“And it is to be noted that I started the whole affair. It began at my suggestion. I do not know what put it into my head, but I do know that it was me started the whole thing going.
“You know, after your departure our little band at the Petunia Boarding House was reduced to just six persons, not counting the young gentleman from Cambridge who was, as Miss Rewster says, a Bird of Passage. Naturally the six of us felt rather drawn together. There were the two Miss Solbés, both very intelligent young ladies, and there were Mr. Hockleby and Mrs. Hockleby, and Miss Hockleby, and there was me. We were drawn together at lunch after you had gone off—it was a little showery and we had a fire in the drawing-room and Miss Solbé, the one with the glasses, tried to show me one of her Patiences. We got into quite an interesting argument about whether it was possible to will which card would turn up next. I have always inclined to the view that for certain people, people with the necessary gift, it was possible to do so, but Mr. Hockleby showed himself extremely sceptical in the matter. He said that if there was a card on the top of the pack ready to turn up, and if one willed that a different card should turn up, then that meant that one had really by sheer will force to re-manufacture two of the cards in the pack, make them over again, each into the other, make them blank, reprint them and everything. But I tried to explain to him that this is not philosophically sound because of predestination. If you were predestined to will that such a card should be on the top of the pack, then that card was also predestined to be there. He argued——”

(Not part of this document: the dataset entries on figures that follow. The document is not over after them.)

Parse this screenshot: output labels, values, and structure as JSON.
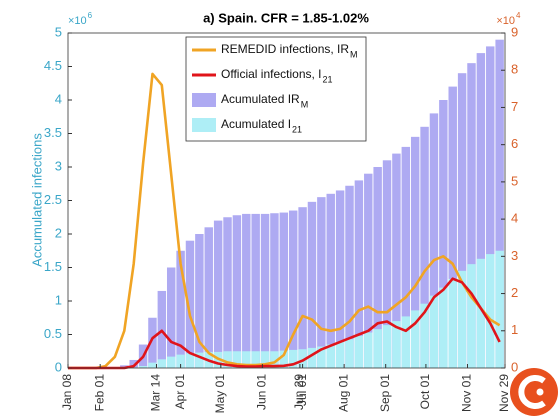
{
  "chart_data": {
    "type": "bar-line",
    "title": "a) Spain. CFR = 1.85-1.02%",
    "ylabel": "Accumulated infections",
    "y_scale": {
      "base": "×10",
      "exponent": "6"
    },
    "y2_scale": {
      "base": "×10",
      "exponent": "4"
    },
    "xlim": [
      0,
      326
    ],
    "xticks": [
      {
        "value": 0,
        "label": "Jan 08"
      },
      {
        "value": 24,
        "label": "Feb 01"
      },
      {
        "value": 66,
        "label": "Mar 14"
      },
      {
        "value": 84,
        "label": "Apr 01"
      },
      {
        "value": 114,
        "label": "May 01"
      },
      {
        "value": 145,
        "label": "Jun 01"
      },
      {
        "value": 173,
        "label": "Jun 29"
      },
      {
        "value": 175,
        "label": "Jul 01"
      },
      {
        "value": 206,
        "label": "Aug 01"
      },
      {
        "value": 237,
        "label": "Sep 01"
      },
      {
        "value": 267,
        "label": "Oct 01"
      },
      {
        "value": 298,
        "label": "Nov 01"
      },
      {
        "value": 326,
        "label": "Nov 29"
      }
    ],
    "ylim": [
      0,
      5
    ],
    "yticks": [
      0,
      0.5,
      1,
      1.5,
      2,
      2.5,
      3,
      3.5,
      4,
      4.5,
      5
    ],
    "y2lim": [
      0,
      9
    ],
    "y2ticks": [
      0,
      1,
      2,
      3,
      4,
      5,
      6,
      7,
      8,
      9
    ],
    "x": [
      0,
      7,
      14,
      21,
      28,
      35,
      42,
      49,
      56,
      63,
      70,
      77,
      84,
      91,
      98,
      105,
      112,
      119,
      126,
      133,
      140,
      147,
      154,
      161,
      168,
      175,
      182,
      189,
      196,
      203,
      210,
      217,
      224,
      231,
      238,
      245,
      252,
      259,
      266,
      273,
      280,
      287,
      294,
      301,
      308,
      315,
      322
    ],
    "series": [
      {
        "name": "REMEDID infections, IR",
        "name_sub": "M",
        "kind": "line",
        "axis": "y2",
        "color": "#f0a424",
        "values": [
          0,
          0,
          0,
          0,
          0.05,
          0.3,
          1.0,
          2.8,
          5.5,
          7.9,
          7.6,
          5.2,
          2.8,
          1.4,
          0.7,
          0.4,
          0.25,
          0.15,
          0.1,
          0.08,
          0.08,
          0.1,
          0.15,
          0.35,
          0.9,
          1.4,
          1.3,
          1.05,
          1.0,
          1.05,
          1.25,
          1.55,
          1.65,
          1.5,
          1.5,
          1.7,
          1.9,
          2.2,
          2.6,
          2.9,
          3.0,
          2.8,
          2.3,
          1.9,
          1.6,
          1.3,
          1.15
        ]
      },
      {
        "name": "Official infections, I",
        "name_sub": "21",
        "kind": "line",
        "axis": "y2",
        "color": "#e0141a",
        "values": [
          0,
          0,
          0,
          0,
          0,
          0,
          0,
          0.05,
          0.3,
          0.8,
          1.0,
          0.7,
          0.6,
          0.4,
          0.3,
          0.2,
          0.12,
          0.08,
          0.05,
          0.04,
          0.04,
          0.05,
          0.05,
          0.06,
          0.1,
          0.2,
          0.35,
          0.5,
          0.6,
          0.7,
          0.8,
          0.9,
          1.0,
          1.2,
          1.25,
          1.1,
          1.0,
          1.2,
          1.5,
          1.9,
          2.1,
          2.4,
          2.3,
          2.0,
          1.6,
          1.2,
          0.7
        ]
      },
      {
        "name": "Acumulated IR",
        "name_sub": "M",
        "kind": "bar",
        "axis": "y",
        "color": "#aeaaf2",
        "values": [
          0,
          0,
          0,
          0,
          0,
          0.01,
          0.04,
          0.12,
          0.35,
          0.75,
          1.15,
          1.5,
          1.75,
          1.9,
          2.0,
          2.1,
          2.2,
          2.25,
          2.28,
          2.3,
          2.3,
          2.3,
          2.31,
          2.32,
          2.35,
          2.4,
          2.48,
          2.55,
          2.6,
          2.65,
          2.72,
          2.8,
          2.9,
          3.0,
          3.1,
          3.2,
          3.3,
          3.45,
          3.6,
          3.8,
          4.0,
          4.2,
          4.4,
          4.55,
          4.7,
          4.8,
          4.9
        ]
      },
      {
        "name": "Acumulated I",
        "name_sub": "21",
        "kind": "bar",
        "axis": "y",
        "color": "#aeeef6",
        "values": [
          0,
          0,
          0,
          0,
          0,
          0,
          0,
          0.01,
          0.03,
          0.08,
          0.13,
          0.17,
          0.2,
          0.22,
          0.23,
          0.24,
          0.24,
          0.25,
          0.25,
          0.25,
          0.25,
          0.25,
          0.25,
          0.26,
          0.27,
          0.28,
          0.3,
          0.32,
          0.35,
          0.39,
          0.43,
          0.48,
          0.53,
          0.58,
          0.64,
          0.7,
          0.77,
          0.86,
          0.96,
          1.08,
          1.2,
          1.33,
          1.45,
          1.55,
          1.63,
          1.7,
          1.75
        ]
      }
    ],
    "left_color": "#3aa6c8",
    "right_color": "#d9622b"
  }
}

“But is it necessary to tell me all this, Daddy, before we get to your psychic experience?”
“It is just to illustrate the fact that Mr. Hockleby was an extremely sceptical person.”
“Was that young man from Cambridge present at the discussions?”
“No-oh. No. He was not. He had probably gone down to the Garage to see if his Spare Part had come. He was always going down to the Garage to see about his Spare Part.”
§ 2
Mr. Preemby h’rrmped and began a new section of his narrative.
“It was in the evening after dinner,” he said, “that things really began. I went into the smoking-room—to smoke—and afterwards I went into the drawing-room, and when I went into the drawing-room I had no more thought of occult phenomena, Christina Alberta, than I had of flying over the moon. But as I came into the drawing-room I saw Miss Solbé looking at her Patience cards which she had just put out, and the way she was holding her hands on the table reminded me of the way I had read that people put their hands together on the table when they were trying experiments in table-turning. And almost without thinking I said: ‘Why, Miss Solbé, the way you are holding your hands is just the way they do when they are going to do table-turning!’ I said it just like that.
“Mr. Hockleby was reading his paper at the time—the Times, I think, but it may have been the Morning Post—but he put it down when he heard me say that and he looked over his glasses at me and said, ‘You don’t believe in that sort of thing, Mr. Preemby, surely?’